Not on display
- Keith Arnatt 1930–2008
- Photograph, gelatin silver print on paper
- Image: 605 × 665 mm
- Transferred from Tate Archive 2010
Portrait of the artist as a shadow of his former self 1969–72 uses the cast shadow to question accepted limits of photographic veracity, while also offering a portrayal of the disappeared or absent artist and the trace that he might leave behind. Arnatt has commented: ‘I was beginning to become aware of the unreliability of photographic evidence and began to play with that feature. I felt that what a photograph could not tell or show might be just as significant as what it could.’ (Quoted in John Roberts, The Impossible Document: Photography and Conceptual Art in Britain 1966–1976, London 1997, p.47.) For this work, Arnatt stood on the pavement at the door to the Newport College Art department while a colleague drew a chalk line around the shadow he cast on the pavement and the wall behind. The silhouette was filled in with semi-transparent grey-brown paint and the scene was photographed. The resulting image depicts the fixed outline delineation of the artist’s shadow appearing as if a distorted figure is standing on the pavement. It is pictured as an image of a shadow among other, real shadows, revealing the trace of a now absent figure, fixing in time that which is ephemeral and fleeting. As he explained in a 1972 letter to the art critic Barbara Reise: ‘It is, of course, the title that interests me. How can one have a shadow of one’s former self? The date of the title explains this.’ (Keith Arnatt, letter to Barbara Reise, 1972, Tate Archive TGA 7188.8.131.52.) The dating of the photograph indicates that the photograph was taken in 1969 and titled in 1972.
A number of different versions of the work exist, both in black and white (as here) or colour, printed to different sizes and with different crops. One such colour variant is Portrait of the Artist as a Shadow of his Former Self 1969–72, printed 2000 (Tate T07647). Additionally, the work could have been shown as a sequence of four photographs – ‘one large … and three smaller indicating how it was carried out’, as he explained in the letter to Reise (Ibid.). This provides a characteristic example of his sometimes open-ended approach to the layout and presentation of individual work by different means and according to different contexts.

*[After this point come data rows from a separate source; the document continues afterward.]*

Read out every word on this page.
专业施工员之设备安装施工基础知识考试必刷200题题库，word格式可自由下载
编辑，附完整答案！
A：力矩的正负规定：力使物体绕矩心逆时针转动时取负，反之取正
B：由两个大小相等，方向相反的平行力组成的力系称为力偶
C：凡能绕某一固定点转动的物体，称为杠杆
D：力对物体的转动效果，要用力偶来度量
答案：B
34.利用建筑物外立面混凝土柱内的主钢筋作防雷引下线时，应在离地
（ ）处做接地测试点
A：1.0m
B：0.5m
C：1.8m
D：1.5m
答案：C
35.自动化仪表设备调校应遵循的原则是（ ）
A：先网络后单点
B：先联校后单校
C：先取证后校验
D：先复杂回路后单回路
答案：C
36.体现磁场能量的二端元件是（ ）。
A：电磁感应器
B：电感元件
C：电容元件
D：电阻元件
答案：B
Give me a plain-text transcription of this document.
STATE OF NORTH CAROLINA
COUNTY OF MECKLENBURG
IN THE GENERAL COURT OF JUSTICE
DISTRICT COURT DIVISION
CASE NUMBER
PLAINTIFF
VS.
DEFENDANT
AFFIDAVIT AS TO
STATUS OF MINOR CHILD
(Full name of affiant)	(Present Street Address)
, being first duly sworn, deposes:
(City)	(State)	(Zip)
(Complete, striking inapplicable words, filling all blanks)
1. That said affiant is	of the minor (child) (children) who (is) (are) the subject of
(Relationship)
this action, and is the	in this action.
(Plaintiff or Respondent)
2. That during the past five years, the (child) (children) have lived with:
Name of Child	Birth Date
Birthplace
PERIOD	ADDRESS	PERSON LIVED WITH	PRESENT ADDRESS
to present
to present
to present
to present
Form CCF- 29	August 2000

This is one of a number of existing materials that were proposed by Keith Arnatt at the time of his participation in Seven Exhibitions at the Tate Gallery, London, in 1972. Other works that were exhibited alongside it included Invisible Hole Revealed by the Shadow of the Artist 1968 (Tate P13145), Art as an Act of Retraction 1971 (Tate P13140), Art as an Act of Omission 1971 (Tate P13144), I Have Decided to Go to the Tate Gallery next Friday 1971 (Tate P13142, exhibited with the title Tate Work), Rejected Proposal for the Peter Stuyvesant ‘City Sculpture Project’ (For Cardiff City) 1972 (Tate P13141), Self-Burial (Television Interference Project) 1969 (Tate T01747, exhibited with the title The Disappearance of the Artist), 2448000–0000000 1969/1972 (described as ‘an “exhibition” of the duration of the exhibition by the following means: a digital count-down system will count down the duration of the exhibition in seconds’), Type-Token 1970, Art and Egocentricity – a perlocutionary act? 1971 and Tate Gallery Staff Exhibition 1972. The content of the exhibition changed during its run. Because of widespread power-cuts at the start of the exhibition, 2448000–0000000 was initially replaced by Tate Gallery Staff Exhibition, though this – a presentation of the staff cards of all employees of the gallery – was removed after three days and it is thought that 2448000–0000000 was activated on the seventh day of the exhibition. In their range, the works brought together as Arnatt’s presentation for Seven Exhibitions illustrate the move in his work from the making of situational sculptures to a documentation of actions that question – through a linking of philosophical text with image – the status of art and the role and identity of the artist, whom Arnatt shows to be in different states of disappearance. This work was transferred from the Tate Gallery Archive in 2010.
Seven Exhibitions, exhibition catalogue, Tate Gallery, London 1972.
The New Art, exhibition catalogue, Hayward Gallery, London 1972.
I’m a Real Photographer: Keith Arnatt Photographs 1974–2002, exhibition catalogue, Photographer’s Gallery, London 2007.